Press

Exotic Produce is at Your Fingertips Inside Brooklyn’s Newest Whole Foods

Andrew Amelinckx Jul 27 , 2016

It’s called the Forager Center, and it’s a partnership between Whole Foods Market and Bronx-based Baldor, one of the largest importers and distributors of fresh produce and specialty foods in the Northeast, which sources their products from more than 1,000 farms and partners worldwide. The first-of-its-kind kiosk will provide the same hyper-seasonal ingredients chefs at major restaurants across the region have access to—but that retail customers like us have a hard time accessing.

Here’s how it works: You order, say, starfruit, mangosteen, or green Thai bird chili peppers, through the kiosk’s computer screen. (The selection changes weekly, based on seasonality. Right now, there are more than 60 items.) The order is fulfilled by Baldor, who trucks or flies in the produce to their warehouse; it arrives at the store when you want to pick it up, which can be as early as the very next day. Then you pay for it like any other grocery item.

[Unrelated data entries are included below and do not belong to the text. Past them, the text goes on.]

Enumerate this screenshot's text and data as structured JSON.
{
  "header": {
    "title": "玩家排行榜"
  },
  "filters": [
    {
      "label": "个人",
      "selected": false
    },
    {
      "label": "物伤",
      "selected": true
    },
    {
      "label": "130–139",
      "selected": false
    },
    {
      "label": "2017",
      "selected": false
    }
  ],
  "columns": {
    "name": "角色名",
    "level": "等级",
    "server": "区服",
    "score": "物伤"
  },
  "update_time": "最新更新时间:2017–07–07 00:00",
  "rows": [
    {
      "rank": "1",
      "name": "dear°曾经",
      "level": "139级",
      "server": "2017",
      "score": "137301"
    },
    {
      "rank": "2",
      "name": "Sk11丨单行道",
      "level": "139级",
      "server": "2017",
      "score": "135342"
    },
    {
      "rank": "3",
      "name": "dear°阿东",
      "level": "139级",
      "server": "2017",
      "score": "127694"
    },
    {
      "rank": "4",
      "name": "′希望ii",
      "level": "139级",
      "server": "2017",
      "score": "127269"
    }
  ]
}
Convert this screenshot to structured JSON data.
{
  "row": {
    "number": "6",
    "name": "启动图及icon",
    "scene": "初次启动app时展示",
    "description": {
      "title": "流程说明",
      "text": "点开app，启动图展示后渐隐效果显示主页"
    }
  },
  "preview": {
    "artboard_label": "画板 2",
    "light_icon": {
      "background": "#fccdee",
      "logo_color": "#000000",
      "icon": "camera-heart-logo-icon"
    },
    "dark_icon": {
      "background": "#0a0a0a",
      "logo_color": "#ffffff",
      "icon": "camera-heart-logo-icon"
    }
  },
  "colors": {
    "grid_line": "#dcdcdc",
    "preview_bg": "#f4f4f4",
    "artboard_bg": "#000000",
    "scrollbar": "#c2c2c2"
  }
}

Williamsburg, arguably the epicenter of the Brooklyn food scene, was already a hipster haven of foodies when I lived there in the early 2000s. But back then you had to jump on the L train into Manhattan or join the co-op across town to get even organic produce, much less something like dragonfruit. These days, while the shopping choices may have expanded ten-fold, finding an exotic ingredient can still be time-consuming.

“We’re seeing a much higher demand for more unique, higher-quality products, especially in a community like Williamsburg,” says Ben Walker, Baldor’s director of marketing and business development. He says the Forager Center was created to provide a level of communication between customer and food purveyor that hasn’t existed in grocery stores before. “It’s like you’re interacting with the produce manager, who happens to be a computer,” he tells Modern Farmer in a phone conversation.

Michael Sinatra, Whole Foods Market’s public affairs director for the Northeast region, agrees. He says that some shoppers look for unusual ingredients that the store doesn’t have the room to stock on their shelves. The Forager Center, he says, is an ideal way to expand their offerings.

Beyond the Forager Center, the new Whole Foods Market, located on Bedford Avenue, features a ton of Brooklyn-made products in the store and in the food court: freshly-milled flour by Brooklyn Bread Lab, cheese from Crown Finish Caves, greens from Gotham Greens, and lobster tail fromLuke’s. There’s also a coffee shop, in-store taproom, and restaurant, N4, with local beers and wine, from The Red Hook Winery, on tap. “Highlighting local vendors is something we do in every store, it just happens that there is an incredible amount of them in Brooklyn,” says Sinatra. “We’re fortunate they are right in our backyard and give them the respect that they’re due.”

Walker hopes to expand the Forager Center program into more Whole Foods Markets across the country.